Since January when the funds started trading, investors have plowed more than $15 billion into the nine newly launched spot bitcoin ETFs. BlackRock’s fund is responsible for more than $7 billion of that sum.

“I’ve been surprised by the volume of inflows we’ve seen,” said Alex Thorn, head of research at crypto asset manager Galaxy Digital. “Wall Street is getting involved. The ETFs are a clear marker.”

Despite the inflows, the outlook remains murky for at least one of the funds. Clients have pulled more than $8 billion from the Grayscale Bitcoin Trust, bringing its assets under management to $28 billion after bitcoin’s price appreciation.

For years, Grayscale pitched investors on buying its shares ahead of its eventual conversion to an ETF. That means some of the crypto companies that went bankrupt in 2022 are sitting on shares that will likely be sold as their bankruptcy cases move through the courts. That could lead to further outflows.
Bitcoin’s rally has coincided with a surge in riskier assets across markets. Growing optimism that the economy will stave off a recession and the Federal Reserve will soon pivot to cutting interest rates has propelled major stock indexes to repeated highs to kick off 2024. And a frenzy over artificial-intelligence technology has turbocharged the rally in recent days.

Crypto-related stocks and other tokens have been along for the ride. Shares of Coinbase Global have surged about 35% this year. Coinbase serves as the custodian for most spot bitcoin ETFs. It is also listed as the custodian on most applications by asset managers in the race to launch ether ETFs.

MicroStrategy, a software intelligence firm that has transformed itself into a bitcoin-buying entity, has jumped about 99%. The company, led by bitcoin advocate Michael Saylor, now holds 193,000 bitcoin worth more than $13 billion.
Whether the rebound has legs is an open question.
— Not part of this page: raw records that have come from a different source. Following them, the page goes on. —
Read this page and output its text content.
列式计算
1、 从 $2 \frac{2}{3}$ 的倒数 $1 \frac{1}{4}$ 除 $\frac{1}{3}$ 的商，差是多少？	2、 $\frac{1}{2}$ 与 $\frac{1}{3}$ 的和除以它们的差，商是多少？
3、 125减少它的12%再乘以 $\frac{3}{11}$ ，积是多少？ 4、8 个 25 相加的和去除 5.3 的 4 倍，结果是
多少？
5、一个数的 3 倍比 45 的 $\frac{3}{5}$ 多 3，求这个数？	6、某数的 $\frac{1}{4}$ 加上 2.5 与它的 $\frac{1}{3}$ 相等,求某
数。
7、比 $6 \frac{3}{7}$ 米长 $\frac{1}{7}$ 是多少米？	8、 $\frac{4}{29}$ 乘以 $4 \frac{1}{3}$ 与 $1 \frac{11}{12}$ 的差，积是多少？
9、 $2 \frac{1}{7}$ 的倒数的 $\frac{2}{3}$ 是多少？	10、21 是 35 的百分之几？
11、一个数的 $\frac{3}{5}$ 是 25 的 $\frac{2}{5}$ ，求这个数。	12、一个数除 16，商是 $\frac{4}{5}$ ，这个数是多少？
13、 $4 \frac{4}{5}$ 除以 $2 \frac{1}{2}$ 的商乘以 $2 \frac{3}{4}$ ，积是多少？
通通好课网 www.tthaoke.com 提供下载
Bitcoin’s history has been marked by sharp rallies and deep crashes, often with little news driving them.

One sign that the ETF excitement might not be the primary driver of the rally? Net buying of bitcoin is largely happening on one offshore exchange, said Clara Medalie, director of research at crypto-analytics firm Kaiko.

Most of the activity has occurred on Binance and started in late February, with seemingly little catalyst, she said.

“It suggests it’s probably not U.S. based,” Medalie said. “Why now and what is it tied to?”